Editor: Re: Getting Past the Homeless Rhetoric (the Times, Oct. 18)
Tom Fletcher’s rather mean-spirited column tries to pose angry people who oppose support for homeless people (or who resent the presence of homeless people period) as real community members simply trying to protect their neighbourhoods.
Well, this might be news for Mr. Fletcher, but homeless people are part of our communities and residents of our neighbourhoods. Fletcher’s false narrative would seek to set up a division between supposedly legitimate community members (i.e. property owners) and illegitimate ones (i.e. homeless people). Or to suggest that, actually, homeless people are somehow not part of our communities after all. He even feels the need to distinguish between “genuine” wounds and illnesses as if it is his right to decide.
Fletcher also dishonestly tries to suggest that community support for homeless people can be reduced to a supposed “professional tent-city stage manager” like Ivan Drury and a “tent city queen” (itself an offensive designation) and “a guy.”
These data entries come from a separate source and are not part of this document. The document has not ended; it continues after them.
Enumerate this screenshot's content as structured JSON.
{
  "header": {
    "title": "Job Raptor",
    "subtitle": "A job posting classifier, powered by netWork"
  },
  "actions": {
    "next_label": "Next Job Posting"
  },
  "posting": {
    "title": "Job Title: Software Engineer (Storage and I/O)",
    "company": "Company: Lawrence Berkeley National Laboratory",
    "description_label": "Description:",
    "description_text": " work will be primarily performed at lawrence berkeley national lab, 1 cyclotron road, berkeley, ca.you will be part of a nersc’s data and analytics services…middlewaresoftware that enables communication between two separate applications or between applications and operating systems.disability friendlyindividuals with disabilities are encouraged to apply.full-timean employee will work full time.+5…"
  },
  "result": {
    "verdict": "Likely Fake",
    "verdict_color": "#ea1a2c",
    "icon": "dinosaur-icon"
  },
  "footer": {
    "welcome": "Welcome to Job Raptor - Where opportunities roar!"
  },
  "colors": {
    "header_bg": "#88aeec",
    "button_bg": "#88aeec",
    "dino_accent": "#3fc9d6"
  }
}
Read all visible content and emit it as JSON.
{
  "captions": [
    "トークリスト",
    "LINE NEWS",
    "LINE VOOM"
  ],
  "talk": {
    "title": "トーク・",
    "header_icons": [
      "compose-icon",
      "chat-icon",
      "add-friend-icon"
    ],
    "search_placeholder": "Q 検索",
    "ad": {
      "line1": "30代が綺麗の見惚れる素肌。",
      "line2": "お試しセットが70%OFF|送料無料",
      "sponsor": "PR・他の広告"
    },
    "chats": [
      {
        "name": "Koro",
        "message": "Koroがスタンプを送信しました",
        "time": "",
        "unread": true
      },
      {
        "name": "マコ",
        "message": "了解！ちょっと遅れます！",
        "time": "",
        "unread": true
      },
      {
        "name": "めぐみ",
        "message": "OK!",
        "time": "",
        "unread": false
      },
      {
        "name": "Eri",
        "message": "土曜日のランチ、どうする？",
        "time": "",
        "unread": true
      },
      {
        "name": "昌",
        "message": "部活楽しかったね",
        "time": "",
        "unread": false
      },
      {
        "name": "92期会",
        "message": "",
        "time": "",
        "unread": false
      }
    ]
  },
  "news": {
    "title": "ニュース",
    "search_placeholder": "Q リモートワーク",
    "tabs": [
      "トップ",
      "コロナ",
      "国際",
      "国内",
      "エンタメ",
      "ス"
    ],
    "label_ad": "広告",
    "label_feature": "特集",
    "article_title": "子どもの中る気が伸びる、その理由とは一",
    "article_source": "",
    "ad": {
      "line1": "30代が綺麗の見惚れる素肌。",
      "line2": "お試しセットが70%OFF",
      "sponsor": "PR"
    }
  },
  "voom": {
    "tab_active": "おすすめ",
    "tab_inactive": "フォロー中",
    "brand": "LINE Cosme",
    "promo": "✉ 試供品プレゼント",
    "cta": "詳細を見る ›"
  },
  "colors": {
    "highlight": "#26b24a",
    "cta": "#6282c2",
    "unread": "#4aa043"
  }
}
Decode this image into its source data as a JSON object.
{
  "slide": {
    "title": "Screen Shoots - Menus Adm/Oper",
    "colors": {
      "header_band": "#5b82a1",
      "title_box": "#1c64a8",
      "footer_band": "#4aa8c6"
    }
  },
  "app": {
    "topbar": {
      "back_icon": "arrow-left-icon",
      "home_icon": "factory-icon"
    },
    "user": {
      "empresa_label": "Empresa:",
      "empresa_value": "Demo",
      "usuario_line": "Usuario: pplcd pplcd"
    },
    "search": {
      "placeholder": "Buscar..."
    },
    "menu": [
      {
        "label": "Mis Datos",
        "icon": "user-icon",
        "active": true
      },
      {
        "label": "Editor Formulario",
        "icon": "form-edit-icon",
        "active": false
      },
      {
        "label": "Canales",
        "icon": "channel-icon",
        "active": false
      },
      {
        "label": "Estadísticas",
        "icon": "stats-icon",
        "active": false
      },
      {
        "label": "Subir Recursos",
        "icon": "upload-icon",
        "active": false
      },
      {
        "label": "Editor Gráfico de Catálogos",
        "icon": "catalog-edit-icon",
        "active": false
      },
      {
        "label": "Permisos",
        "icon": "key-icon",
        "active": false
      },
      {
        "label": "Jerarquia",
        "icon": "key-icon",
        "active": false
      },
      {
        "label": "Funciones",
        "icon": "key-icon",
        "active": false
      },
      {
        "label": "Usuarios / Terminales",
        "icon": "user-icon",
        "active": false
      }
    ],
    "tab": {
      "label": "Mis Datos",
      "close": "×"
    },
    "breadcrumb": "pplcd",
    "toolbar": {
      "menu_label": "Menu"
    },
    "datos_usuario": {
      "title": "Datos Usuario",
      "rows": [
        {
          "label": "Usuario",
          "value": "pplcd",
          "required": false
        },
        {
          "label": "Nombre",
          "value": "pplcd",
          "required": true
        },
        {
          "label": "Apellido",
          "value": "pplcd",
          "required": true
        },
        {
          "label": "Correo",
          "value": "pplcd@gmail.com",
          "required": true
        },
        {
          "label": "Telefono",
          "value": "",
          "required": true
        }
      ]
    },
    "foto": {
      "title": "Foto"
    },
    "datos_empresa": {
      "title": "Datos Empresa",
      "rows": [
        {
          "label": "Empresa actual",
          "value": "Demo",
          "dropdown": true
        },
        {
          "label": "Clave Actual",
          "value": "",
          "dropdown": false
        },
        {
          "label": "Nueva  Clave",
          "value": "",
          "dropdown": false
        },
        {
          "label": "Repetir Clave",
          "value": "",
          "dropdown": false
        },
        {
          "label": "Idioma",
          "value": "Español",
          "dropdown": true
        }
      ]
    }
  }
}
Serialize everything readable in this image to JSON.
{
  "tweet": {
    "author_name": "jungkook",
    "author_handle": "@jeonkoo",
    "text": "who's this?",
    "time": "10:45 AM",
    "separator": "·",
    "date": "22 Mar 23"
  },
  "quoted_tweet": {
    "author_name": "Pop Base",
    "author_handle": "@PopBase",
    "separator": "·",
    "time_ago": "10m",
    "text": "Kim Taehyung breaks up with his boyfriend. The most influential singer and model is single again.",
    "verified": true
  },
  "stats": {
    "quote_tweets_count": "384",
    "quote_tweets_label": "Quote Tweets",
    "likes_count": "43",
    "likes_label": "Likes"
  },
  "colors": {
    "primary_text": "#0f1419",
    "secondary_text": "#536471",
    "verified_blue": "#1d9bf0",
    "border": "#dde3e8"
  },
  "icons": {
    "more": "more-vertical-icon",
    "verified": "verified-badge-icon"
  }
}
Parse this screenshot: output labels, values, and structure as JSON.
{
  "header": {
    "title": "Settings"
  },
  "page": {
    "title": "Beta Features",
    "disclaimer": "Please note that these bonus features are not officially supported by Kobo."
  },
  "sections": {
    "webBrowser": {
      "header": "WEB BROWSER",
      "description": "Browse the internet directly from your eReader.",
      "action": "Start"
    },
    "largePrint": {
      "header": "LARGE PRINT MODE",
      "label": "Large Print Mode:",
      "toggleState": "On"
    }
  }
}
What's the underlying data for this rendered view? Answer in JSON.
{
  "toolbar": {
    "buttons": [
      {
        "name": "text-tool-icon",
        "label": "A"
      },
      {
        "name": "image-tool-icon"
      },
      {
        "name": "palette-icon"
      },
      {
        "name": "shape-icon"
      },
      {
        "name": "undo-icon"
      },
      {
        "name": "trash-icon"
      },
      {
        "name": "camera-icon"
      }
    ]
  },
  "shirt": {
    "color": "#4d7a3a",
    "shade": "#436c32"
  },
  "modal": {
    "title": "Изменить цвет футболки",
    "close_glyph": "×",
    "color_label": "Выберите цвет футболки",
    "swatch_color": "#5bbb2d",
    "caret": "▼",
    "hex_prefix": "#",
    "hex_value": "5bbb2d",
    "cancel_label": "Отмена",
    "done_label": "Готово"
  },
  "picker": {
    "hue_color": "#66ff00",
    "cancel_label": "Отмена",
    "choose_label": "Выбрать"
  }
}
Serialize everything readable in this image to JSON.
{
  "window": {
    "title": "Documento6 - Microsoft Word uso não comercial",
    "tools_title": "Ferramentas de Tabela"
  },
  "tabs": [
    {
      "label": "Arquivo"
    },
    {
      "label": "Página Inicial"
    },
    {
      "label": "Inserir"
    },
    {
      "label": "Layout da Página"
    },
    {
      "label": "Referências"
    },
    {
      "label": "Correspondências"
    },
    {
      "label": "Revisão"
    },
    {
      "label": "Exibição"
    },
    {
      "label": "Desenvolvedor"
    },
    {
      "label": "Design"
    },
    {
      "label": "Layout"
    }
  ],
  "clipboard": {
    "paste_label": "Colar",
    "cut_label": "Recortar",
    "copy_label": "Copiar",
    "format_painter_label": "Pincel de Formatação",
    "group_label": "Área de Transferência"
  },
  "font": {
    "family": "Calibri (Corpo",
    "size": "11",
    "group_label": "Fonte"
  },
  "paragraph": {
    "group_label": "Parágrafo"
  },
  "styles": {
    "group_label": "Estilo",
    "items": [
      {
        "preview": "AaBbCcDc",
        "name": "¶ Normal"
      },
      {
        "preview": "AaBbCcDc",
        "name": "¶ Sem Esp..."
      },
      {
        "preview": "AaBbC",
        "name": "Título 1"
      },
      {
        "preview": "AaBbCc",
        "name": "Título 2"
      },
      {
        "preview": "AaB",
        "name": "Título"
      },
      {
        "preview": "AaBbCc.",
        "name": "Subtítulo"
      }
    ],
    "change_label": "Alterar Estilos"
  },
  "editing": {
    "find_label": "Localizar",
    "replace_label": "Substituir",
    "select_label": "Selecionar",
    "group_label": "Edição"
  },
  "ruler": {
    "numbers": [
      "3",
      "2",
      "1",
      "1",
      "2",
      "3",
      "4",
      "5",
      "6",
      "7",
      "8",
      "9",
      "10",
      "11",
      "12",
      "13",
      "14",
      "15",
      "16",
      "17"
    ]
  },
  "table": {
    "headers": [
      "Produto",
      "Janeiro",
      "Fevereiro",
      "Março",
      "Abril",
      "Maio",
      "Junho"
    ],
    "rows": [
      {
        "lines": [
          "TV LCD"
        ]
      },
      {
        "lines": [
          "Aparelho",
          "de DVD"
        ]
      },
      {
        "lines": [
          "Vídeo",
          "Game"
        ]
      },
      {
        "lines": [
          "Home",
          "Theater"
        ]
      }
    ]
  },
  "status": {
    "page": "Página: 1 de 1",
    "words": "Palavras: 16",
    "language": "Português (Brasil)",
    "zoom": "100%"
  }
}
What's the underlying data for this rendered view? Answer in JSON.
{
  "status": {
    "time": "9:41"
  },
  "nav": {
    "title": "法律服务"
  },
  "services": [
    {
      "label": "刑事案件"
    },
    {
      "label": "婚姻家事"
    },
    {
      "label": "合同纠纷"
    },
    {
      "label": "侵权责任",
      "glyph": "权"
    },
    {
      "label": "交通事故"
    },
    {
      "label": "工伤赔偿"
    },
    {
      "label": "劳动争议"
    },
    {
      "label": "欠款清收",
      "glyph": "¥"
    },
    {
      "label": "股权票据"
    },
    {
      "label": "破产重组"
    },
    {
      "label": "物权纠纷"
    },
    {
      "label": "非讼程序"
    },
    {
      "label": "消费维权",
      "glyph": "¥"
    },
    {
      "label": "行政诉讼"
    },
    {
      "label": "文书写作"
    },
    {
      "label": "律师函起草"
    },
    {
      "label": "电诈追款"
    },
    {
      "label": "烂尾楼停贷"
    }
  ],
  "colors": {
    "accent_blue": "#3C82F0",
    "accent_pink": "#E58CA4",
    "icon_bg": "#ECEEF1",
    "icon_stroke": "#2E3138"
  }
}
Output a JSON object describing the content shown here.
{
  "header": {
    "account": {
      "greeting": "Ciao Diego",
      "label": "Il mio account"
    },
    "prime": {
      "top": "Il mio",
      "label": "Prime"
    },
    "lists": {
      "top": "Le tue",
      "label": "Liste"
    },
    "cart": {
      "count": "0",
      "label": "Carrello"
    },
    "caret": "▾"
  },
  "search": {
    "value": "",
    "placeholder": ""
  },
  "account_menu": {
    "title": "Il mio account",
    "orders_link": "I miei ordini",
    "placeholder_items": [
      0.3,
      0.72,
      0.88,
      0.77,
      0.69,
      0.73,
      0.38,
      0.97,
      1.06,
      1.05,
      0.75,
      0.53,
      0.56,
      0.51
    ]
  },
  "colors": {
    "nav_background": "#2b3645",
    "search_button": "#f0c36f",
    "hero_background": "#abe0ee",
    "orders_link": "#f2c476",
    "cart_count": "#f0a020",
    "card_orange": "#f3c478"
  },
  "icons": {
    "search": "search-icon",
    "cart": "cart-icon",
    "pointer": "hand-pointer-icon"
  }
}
As tireless as Mr. Drury might be as an activist, he is only one part of a much larger movement supporting homeless people and that movement has a broader community base of support.
Fletcher here seeks to downplay the efforts of compassionate community members to justify his support for the angry. And why, on the other hand, do anti-poverty activists get condemned when they express anger over social injustice anyway?
The angry often pose as concern for neighbourhood what is really prejudice toward homeless people. Concern for our neighbourhoods should extend to concern for our neighbours, who might well be homeless. Or is it really only about concern for property after all?
In the end Fletcher does not get past the homeless rhetoric, he only adds to it. He offers no real solutions, only a rant —yes, an angry one— against homeless people that tries to suggest that they are all drug users or criminals, or welfare cheats.
All familiar words used to knock our homeless neighbours. Do we speak in the same way about our housed neighbours using drugs, committing crime, etc., because some do? While these accusations might help justify expanded police budgets to regulate homeless people it is really unhelpful and inaccurate. Yet it serves to stoke the fires of the angry even further.